FAST action on stroke in South Australia
Stroke Foundation has today welcomed South Australian Labors’ commitment, if elected, to deliver a $240,000 boost to raise awareness of stroke.
Health Minister Peter Malinauskas made the announcement, saying a re-elected Labor Government will partner with the Stroke Foundation to provide F.A.S.T. education to reduce stroke and speed up treatment across the state.
Stroke Foundation South Australian State Manager Jonine Collins said the campaign would build on work already done to improve access to stroke treatment in the state and had the potential to save lives.
“Stroke kills more men than prostate cancer, more women than breast cancer and leaves thousands with an ongoing disability,’’ Ms Collins said.
“This year alone it is estimated 5000 strokes will be experienced by South Australians.
“Yet it doesn’t need to be this way, stroke can be prevented, it can be treated, and it can be beaten.
“When a stroke does occur, the best outcomes are achieved when treatment is received quickly. Too often treatment is delayed due to a lack of awareness about the signs and symptoms of stroke.
“South Australian Labors’ commitment, if elected, will go a long way to raising awareness of stroke and ensuring more South Australians are accessing the right treatment, at the right time and are able to recover from stroke,’’ she said.
Ms Collins said the F.A.S.T. test involved asking these questions:
- Face – Check their face. Has their mouth drooped?
- Arms – Can they lift both arms?
- Speech – Is their speech slurred? Do they understand you?
- Time – Time is critical. If you see any of these signs, call 000 straight away.
“We want someone in every South Australian household to know the signs of stroke. We know this will make a difference,’’ Ms Collins said.
When a stroke strikes it destroys brain cells at a rate of up to 1.9 million a minute. Time saved in accessing appropriate treatment results in brain saved.
In the lead up to the March 17 state election, Stroke Foundation is standing with survivors and their families, health professionals and researchers to call on the State Government to make SA Great and deliver a plan for stronger stroke care.

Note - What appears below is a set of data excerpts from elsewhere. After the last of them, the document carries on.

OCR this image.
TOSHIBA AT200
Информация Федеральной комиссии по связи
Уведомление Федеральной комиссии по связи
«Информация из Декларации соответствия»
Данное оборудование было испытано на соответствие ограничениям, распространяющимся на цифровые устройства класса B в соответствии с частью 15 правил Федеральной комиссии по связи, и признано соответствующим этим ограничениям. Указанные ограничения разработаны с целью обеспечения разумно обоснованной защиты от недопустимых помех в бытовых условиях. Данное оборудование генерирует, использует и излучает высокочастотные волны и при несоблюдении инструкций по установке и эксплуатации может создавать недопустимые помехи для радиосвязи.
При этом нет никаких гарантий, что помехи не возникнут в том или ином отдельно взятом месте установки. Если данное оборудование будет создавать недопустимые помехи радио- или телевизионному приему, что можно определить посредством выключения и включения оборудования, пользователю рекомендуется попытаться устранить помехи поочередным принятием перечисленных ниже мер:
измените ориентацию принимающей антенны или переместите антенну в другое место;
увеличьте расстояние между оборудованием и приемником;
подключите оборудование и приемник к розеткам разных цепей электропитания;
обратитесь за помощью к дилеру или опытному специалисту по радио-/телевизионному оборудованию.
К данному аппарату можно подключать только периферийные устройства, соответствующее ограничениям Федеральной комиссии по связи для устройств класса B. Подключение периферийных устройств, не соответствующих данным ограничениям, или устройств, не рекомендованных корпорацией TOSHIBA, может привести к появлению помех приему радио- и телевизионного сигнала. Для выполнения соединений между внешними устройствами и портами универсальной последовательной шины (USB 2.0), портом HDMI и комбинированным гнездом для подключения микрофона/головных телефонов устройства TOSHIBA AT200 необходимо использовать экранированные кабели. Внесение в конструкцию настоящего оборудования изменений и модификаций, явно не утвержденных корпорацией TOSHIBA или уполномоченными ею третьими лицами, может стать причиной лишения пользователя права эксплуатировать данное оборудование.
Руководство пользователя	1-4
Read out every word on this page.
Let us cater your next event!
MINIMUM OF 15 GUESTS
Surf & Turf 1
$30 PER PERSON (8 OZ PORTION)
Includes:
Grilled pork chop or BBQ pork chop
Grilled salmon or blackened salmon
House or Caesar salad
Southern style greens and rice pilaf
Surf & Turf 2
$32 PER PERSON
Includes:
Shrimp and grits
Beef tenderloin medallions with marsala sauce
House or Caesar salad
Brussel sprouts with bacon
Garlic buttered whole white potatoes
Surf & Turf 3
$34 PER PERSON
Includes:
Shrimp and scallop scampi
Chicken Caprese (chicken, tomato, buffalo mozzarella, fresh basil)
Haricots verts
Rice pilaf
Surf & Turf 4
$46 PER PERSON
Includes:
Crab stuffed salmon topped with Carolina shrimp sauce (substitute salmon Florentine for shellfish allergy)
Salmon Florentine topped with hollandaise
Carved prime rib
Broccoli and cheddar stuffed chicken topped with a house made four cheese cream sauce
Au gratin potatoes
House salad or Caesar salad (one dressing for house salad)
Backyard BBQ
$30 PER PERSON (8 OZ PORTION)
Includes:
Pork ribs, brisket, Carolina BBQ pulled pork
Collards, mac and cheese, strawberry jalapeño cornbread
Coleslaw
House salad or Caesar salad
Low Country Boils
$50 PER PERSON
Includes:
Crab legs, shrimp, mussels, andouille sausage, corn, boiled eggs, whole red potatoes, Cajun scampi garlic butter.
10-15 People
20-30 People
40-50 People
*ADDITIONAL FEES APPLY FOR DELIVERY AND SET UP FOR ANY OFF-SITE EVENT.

“State Government investment has delivered results. Adelaide residents have access to some of the best time-critical stroke treatment in the country,” Ms Collins said.
“Now we must ensure these treatments are maximised and South Australians living in the rest of the state have the same access.
“The next State Government must take these initiatives further to stem the tide of this devastating disease.
“It is time for action and a cross party approach is needed to ensure all South Australians have the opportunity to live well after stroke,” she said.
Key facts about stroke in South Australia:
- 67 percent of eligible patients currently arrive outside the critical 4.5 hour window for clot-busting (thrombolysis) treatment.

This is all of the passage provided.